What if the blank has a value of one? Ideally we want to output the phrase "Only select a single file".
What if the value is two? Should we output "Please select 2 files" or should we output "Please select two files"?
What happens if the value is really big? What happens if it negative?
This example is applicable for English. What about the next language? Do any of these tests/evaluations apply? If so, how many of these tests are common to all languages?
I have just said "the no-fill-in-the-blanks" is relatively simple, in the translation stages. However, this ignores the fact that phrases in some languages also have gender, age, seniority and other properties that should be taken into account. This is the subject of further study.
The previous example highlighted the number of phrases that need evaluation for English. It turns out that assuming other languages have similar properties, is simply a misnomer; there is no single person who would be capable of understanding the nuances of every language. Thus it is pointless to even try to make a property of one language, also apply to another.
Lets look at an example - Chinese vs English.
When translating a phrase with numbers, in most cases the Chinese phrase wont change for the singular vs plural cases.
Whereas Engligh requires two seperate phrases, one for singular and one for plural.
Now that we have discussed how you or I would translate a phrase, lets explain the concept of a linguistic rule.
A linguistic rule contains the properties to encapsulate the technique of interpreting the meaning of a phrase. When we want to translate a given phrase into another language, we select the most appropriate rule from many rules. The choice of the most suitable rules, is part of the linuguistic rule evaluation engine.
A rule has the following properties:
This is an RFC3066 language tag (eg 'en' or 'en_au').
This is the phrase that is used as the base input phrase. This will most likely be in the language of the programmer (eg English).
The output phrase written in the appropriate language.
If the phrase contains variables, this is the expression that is used to determine if this output phrase should be the phrase that is chosen.
In some circumstances, there may be multiple expressions which evaluate to be true. The priority is used to determine which expression to evaluate first.

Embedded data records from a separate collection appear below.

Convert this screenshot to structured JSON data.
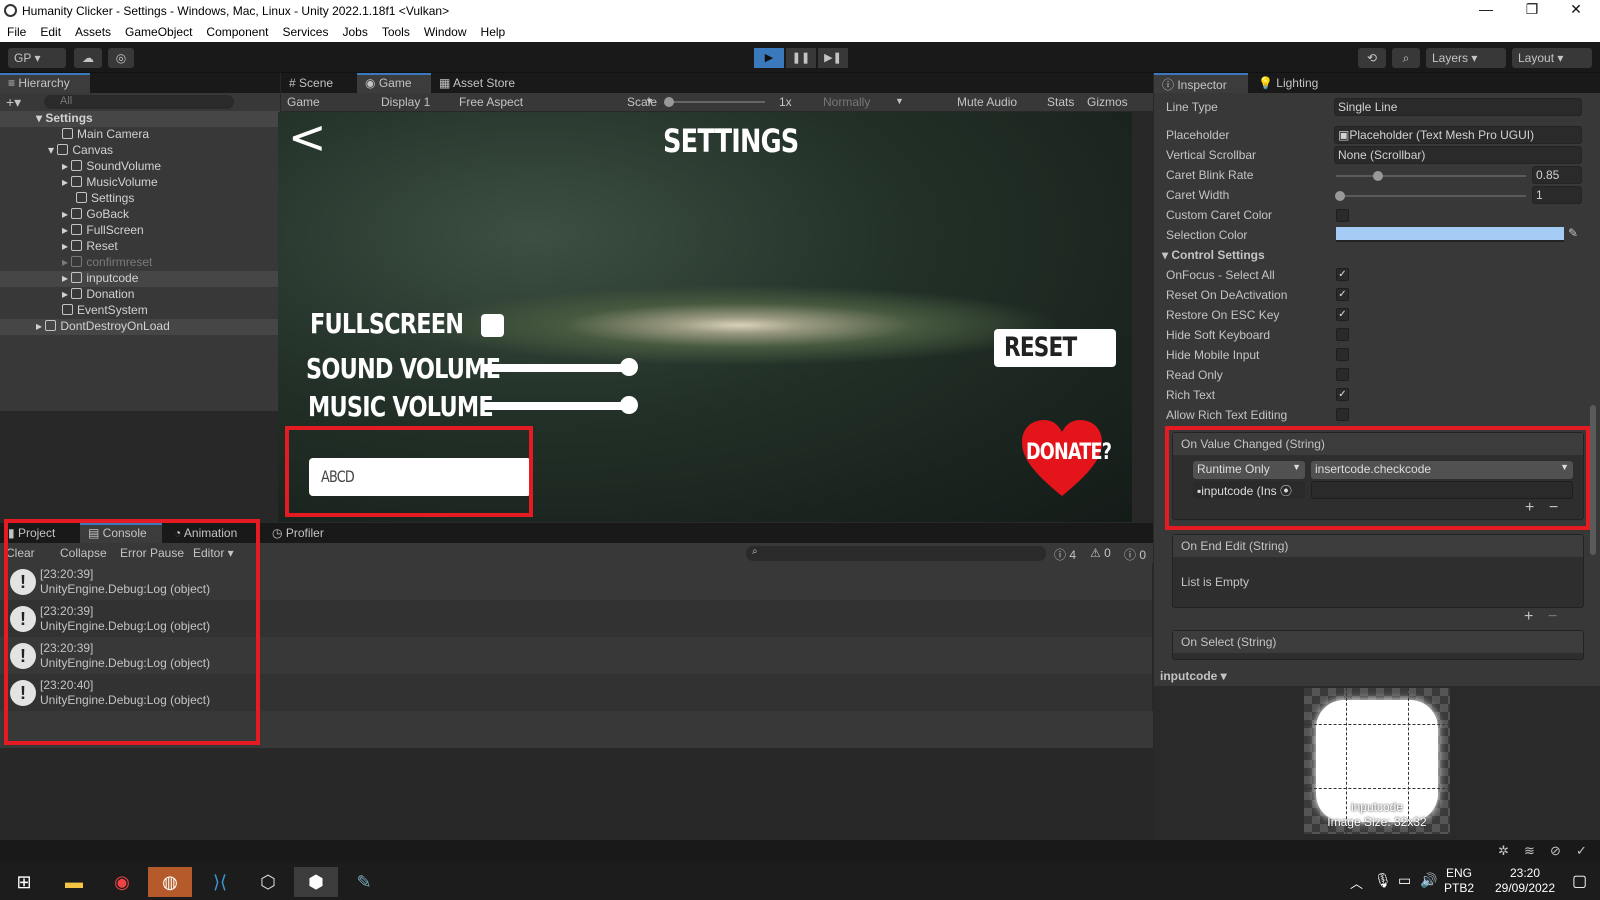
{
  "window": {
    "title": "Humanity Clicker - Settings - Windows, Mac, Linux - Unity 2022.1.18f1 <Vulkan>",
    "min": "—",
    "max": "❐",
    "close": "✕"
  },
  "menu": [
    "File",
    "Edit",
    "Assets",
    "GameObject",
    "Component",
    "Services",
    "Jobs",
    "Tools",
    "Window",
    "Help"
  ],
  "toolbar": {
    "account": "GP ▾",
    "layers": "Layers",
    "layout": "Layout",
    "play": "▶",
    "pause": "❚❚",
    "step": "▶❚"
  },
  "hierarchy": {
    "tab": "Hierarchy",
    "search_placeholder": "All",
    "items": [
      {
        "label": "Settings",
        "indent": 0
      },
      {
        "label": "Main Camera",
        "indent": 2
      },
      {
        "label": "Canvas",
        "indent": 1
      },
      {
        "label": "SoundVolume",
        "indent": 3
      },
      {
        "label": "MusicVolume",
        "indent": 3
      },
      {
        "label": "Settings",
        "indent": 3
      },
      {
        "label": "GoBack",
        "indent": 3
      },
      {
        "label": "FullScreen",
        "indent": 3
      },
      {
        "label": "Reset",
        "indent": 3
      },
      {
        "label": "confirmreset",
        "indent": 3
      },
      {
        "label": "inputcode",
        "indent": 3
      },
      {
        "label": "Donation",
        "indent": 3
      },
      {
        "label": "EventSystem",
        "indent": 2
      },
      {
        "label": "DontDestroyOnLoad",
        "indent": 0
      }
    ]
  },
  "view_tabs": {
    "scene": "Scene",
    "game": "Game",
    "asset_store": "Asset Store"
  },
  "game_bar": {
    "mode": "Game",
    "display": "Display 1",
    "aspect": "Free Aspect",
    "scale_label": "Scale",
    "scale_value": "1x",
    "normally": "Normally",
    "mute": "Mute Audio",
    "stats": "Stats",
    "gizmos": "Gizmos"
  },
  "game": {
    "title": "SETTINGS",
    "back": "<",
    "fullscreen": "FULLSCREEN",
    "sound": "SOUND VOLUME",
    "music": "MUSIC VOLUME",
    "reset": "RESET SAVE",
    "donate": "DONATE?",
    "input_value": "ABCD",
    "sound_level": 1.0,
    "music_level": 1.0
  },
  "bottom_tabs": {
    "project": "Project",
    "console": "Console",
    "animation": "Animation",
    "profiler": "Profiler"
  },
  "console": {
    "clear": "Clear",
    "collapse": "Collapse",
    "error_pause": "Error Pause",
    "editor": "Editor ▾",
    "count_info": "4",
    "count_warn": "0",
    "count_err": "0",
    "logs": [
      {
        "time": "[23:20:39]",
        "msg": "UnityEngine.Debug:Log (object)"
      },
      {
        "time": "[23:20:39]",
        "msg": "UnityEngine.Debug:Log (object)"
      },
      {
        "time": "[23:20:39]",
        "msg": "UnityEngine.Debug:Log (object)"
      },
      {
        "time": "[23:20:40]",
        "msg": "UnityEngine.Debug:Log (object)"
      }
    ]
  },
  "inspector": {
    "tab": "Inspector",
    "lighting": "Lighting",
    "line_type": {
      "label": "Line Type",
      "value": "Single Line"
    },
    "placeholder": {
      "label": "Placeholder",
      "value": "Placeholder (Text Mesh Pro UGUI)"
    },
    "scrollbar": {
      "label": "Vertical Scrollbar",
      "value": "None (Scrollbar)"
    },
    "caret_blink": {
      "label": "Caret Blink Rate",
      "value": "0.85"
    },
    "caret_width": {
      "label": "Caret Width",
      "value": "1"
    },
    "custom_caret": "Custom Caret Color",
    "selection_color": "Selection Color",
    "control_settings": "Control Settings",
    "checks": [
      {
        "label": "OnFocus - Select All",
        "on": true
      },
      {
        "label": "Reset On DeActivation",
        "on": true
      },
      {
        "label": "Restore On ESC Key",
        "on": true
      },
      {
        "label": "Hide Soft Keyboard",
        "on": false
      },
      {
        "label": "Hide Mobile Input",
        "on": false
      },
      {
        "label": "Read Only",
        "on": false
      },
      {
        "label": "Rich Text",
        "on": true
      },
      {
        "label": "Allow Rich Text Editing",
        "on": false
      }
    ],
    "on_value_changed": "On Value Changed (String)",
    "runtime": "Runtime Only",
    "function": "insertcode.checkcode",
    "target": "inputcode (Ins",
    "on_end_edit": "On End Edit (String)",
    "list_empty": "List is Empty",
    "on_select": "On Select (String)",
    "preview_name": "inputcode ▾",
    "preview_caption": "inputcode",
    "image_size": "Image Size: 32x32"
  },
  "taskbar": {
    "lang1": "ENG",
    "lang2": "PTB2",
    "time": "23:20",
    "date": "29/09/2022"
  },
  "colors": {
    "accent": "#3a79bb",
    "highlight": "#e41b23",
    "selection": "#a5ccf5"
  }
}
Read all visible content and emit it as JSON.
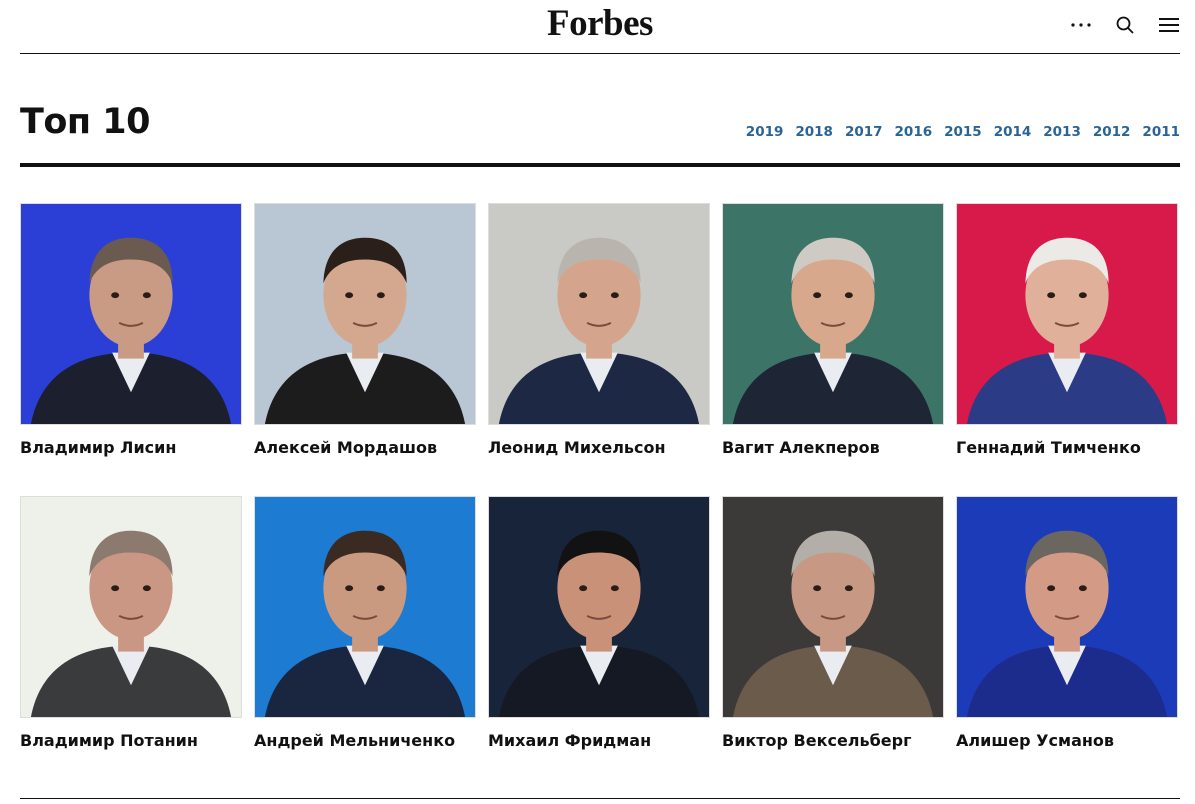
{
  "header": {
    "logo": "Forbes",
    "icons": [
      "more-icon",
      "search-icon",
      "menu-icon"
    ]
  },
  "section": {
    "title": "Топ 10",
    "years": [
      "2019",
      "2018",
      "2017",
      "2016",
      "2015",
      "2014",
      "2013",
      "2012",
      "2011"
    ]
  },
  "people": [
    {
      "name": "Владимир Лисин",
      "bg": "#2b3fd6",
      "suit": "#1b1f2e",
      "skin": "#c99a84",
      "hair": "#6b5a4f"
    },
    {
      "name": "Алексей Мордашов",
      "bg": "#b9c6d3",
      "suit": "#1d1c1c",
      "skin": "#d3a88e",
      "hair": "#2a2019"
    },
    {
      "name": "Леонид Михельсон",
      "bg": "#c9c9c6",
      "suit": "#1c2844",
      "skin": "#d4a58c",
      "hair": "#b9b5ae"
    },
    {
      "name": "Вагит Алекперов",
      "bg": "#3d7468",
      "suit": "#1e2535",
      "skin": "#d8a88d",
      "hair": "#cfcac4"
    },
    {
      "name": "Геннадий Тимченко",
      "bg": "#d81a4a",
      "suit": "#2b3b86",
      "skin": "#e0b09a",
      "hair": "#ebeae6"
    },
    {
      "name": "Владимир Потанин",
      "bg": "#eef1ea",
      "suit": "#3a3b3d",
      "skin": "#c99783",
      "hair": "#8c7a6e"
    },
    {
      "name": "Андрей Мельниченко",
      "bg": "#1d7bd1",
      "suit": "#1a2540",
      "skin": "#c99a80",
      "hair": "#3a2a22"
    },
    {
      "name": "Михаил Фридман",
      "bg": "#18243a",
      "suit": "#141923",
      "skin": "#c89178",
      "hair": "#121212"
    },
    {
      "name": "Виктор Вексельберг",
      "bg": "#3b3a39",
      "suit": "#6b5b4a",
      "skin": "#c79985",
      "hair": "#b4aea8"
    },
    {
      "name": "Алишер Усманов",
      "bg": "#1c3bb8",
      "suit": "#1c2c8c",
      "skin": "#d39b85",
      "hair": "#6b6660"
    }
  ]
}
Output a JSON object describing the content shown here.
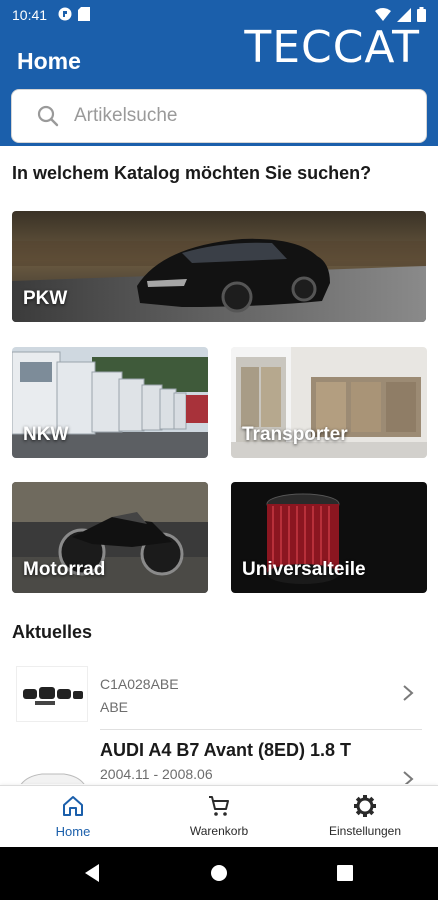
{
  "status": {
    "time": "10:41"
  },
  "header": {
    "brand": "TECCAT",
    "title": "Home"
  },
  "search": {
    "placeholder": "Artikelsuche"
  },
  "catalog_question": "In welchem Katalog möchten Sie suchen?",
  "catalogs": [
    {
      "label": "PKW"
    },
    {
      "label": "NKW"
    },
    {
      "label": "Transporter"
    },
    {
      "label": "Motorrad"
    },
    {
      "label": "Universalteile"
    }
  ],
  "news": {
    "title": "Aktuelles",
    "items": [
      {
        "line1": "C1A028ABE",
        "line2": "ABE"
      },
      {
        "line1": "AUDI A4 B7 Avant (8ED) 1.8 T",
        "line2": "2004.11 - 2008.06"
      }
    ]
  },
  "nav": [
    {
      "label": "Home"
    },
    {
      "label": "Warenkorb"
    },
    {
      "label": "Einstellungen"
    }
  ],
  "colors": {
    "accent": "#1b5fab"
  }
}
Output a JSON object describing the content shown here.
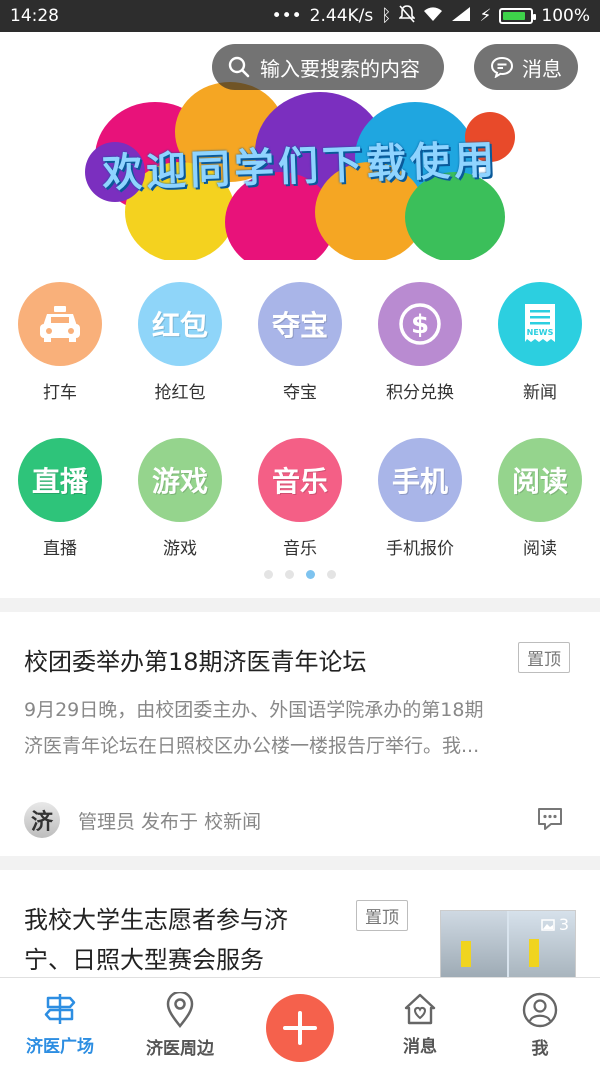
{
  "status_bar": {
    "time": "14:28",
    "speed": "2.44K/s",
    "battery": "100%"
  },
  "banner": {
    "text": "欢迎同学们下载使用"
  },
  "search": {
    "placeholder": "输入要搜索的内容"
  },
  "header": {
    "message_label": "消息"
  },
  "grid": {
    "rows": [
      [
        {
          "label": "打车",
          "icon": "taxi-icon",
          "color": "#f9b07a"
        },
        {
          "label": "抢红包",
          "icon": "red-packet-icon",
          "icon_text": "红包",
          "color": "#8fd5f9"
        },
        {
          "label": "夺宝",
          "icon": "treasure-icon",
          "icon_text": "夺宝",
          "color": "#a9b5e8"
        },
        {
          "label": "积分兑换",
          "icon": "coin-icon",
          "color": "#b98bd1"
        },
        {
          "label": "新闻",
          "icon": "news-icon",
          "color": "#2ccfe0"
        }
      ],
      [
        {
          "label": "直播",
          "icon": "live-icon",
          "icon_text": "直播",
          "color": "#2ec47a"
        },
        {
          "label": "游戏",
          "icon": "game-icon",
          "icon_text": "游戏",
          "color": "#95d48d"
        },
        {
          "label": "音乐",
          "icon": "music-icon",
          "icon_text": "音乐",
          "color": "#f45f86"
        },
        {
          "label": "手机报价",
          "icon": "phone-icon",
          "icon_text": "手机",
          "color": "#a9b5e8"
        },
        {
          "label": "阅读",
          "icon": "reading-icon",
          "icon_text": "阅读",
          "color": "#95d48d"
        }
      ]
    ]
  },
  "news": [
    {
      "title": "校团委举办第18期济医青年论坛",
      "pin": "置顶",
      "summary_line1": "9月29日晚，由校团委主办、外国语学院承办的第18期",
      "summary_line2": "济医青年论坛在日照校区办公楼一楼报告厅举行。我...",
      "avatar_text": "济",
      "meta": "管理员 发布于 校新闻"
    },
    {
      "title_line1": "我校大学生志愿者参与济",
      "title_line2": "宁、日照大型赛会服务",
      "pin": "置顶",
      "image_count": "3"
    }
  ],
  "tabs": [
    {
      "label": "济医广场",
      "icon": "signpost-icon"
    },
    {
      "label": "济医周边",
      "icon": "location-pin-icon"
    },
    {
      "label": "",
      "icon": "plus-icon"
    },
    {
      "label": "消息",
      "icon": "house-heart-icon"
    },
    {
      "label": "我",
      "icon": "user-icon"
    }
  ],
  "colors": {
    "accent": "#2d8ee2",
    "fab": "#f5614c",
    "dot_active": "#7ec3ef"
  }
}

A linguistic rule, from programmers point of view, is a struct which contains enough information to enable us to implement an equivalent process as that of a linguist.
Before we describe some of the details, we should explain the syntax of the application text.
Whenever we want an application value to take part in the phrase, we use the syntax:
"This is some phrase, with a [_1] value that is to be run-time evaluated"
The square brackets indicate that a program value is going to be passed to the translation engine. Some application strings dont have any program arguements, while others will have many.
The sytax of an expression, is of the form:
_X op val
X - numerical application argument; the underscore indicates that the value is an argument, not a value op - evaluation operator val - the value to tested against
An example of an expression, for English:
_1 == 0 _2 > 1 left(_3,5) eq "house"
To summarise, the engine implements the following:
true, is chosen.
The Locale::MakePhrase tarball contains test cases. These are used as working examples...
As an examples, lets say that we were talking about a person, specifically a female child. In Italian the term used would be 'bambina'; for a male child it is 'bambino'. Thus in this case, the context surrounding the phrase will include the age and gender of the child.
How do we handle this? Future development may revolve around the support of gender, age and seniority.
Each of these three properties need to be considered from the point of view of the speaker as well as the receiver. Since the speaker is simply a computer, one possible scenario is to pass the age and gender of the user, as arguments to the constructor of the translation instance.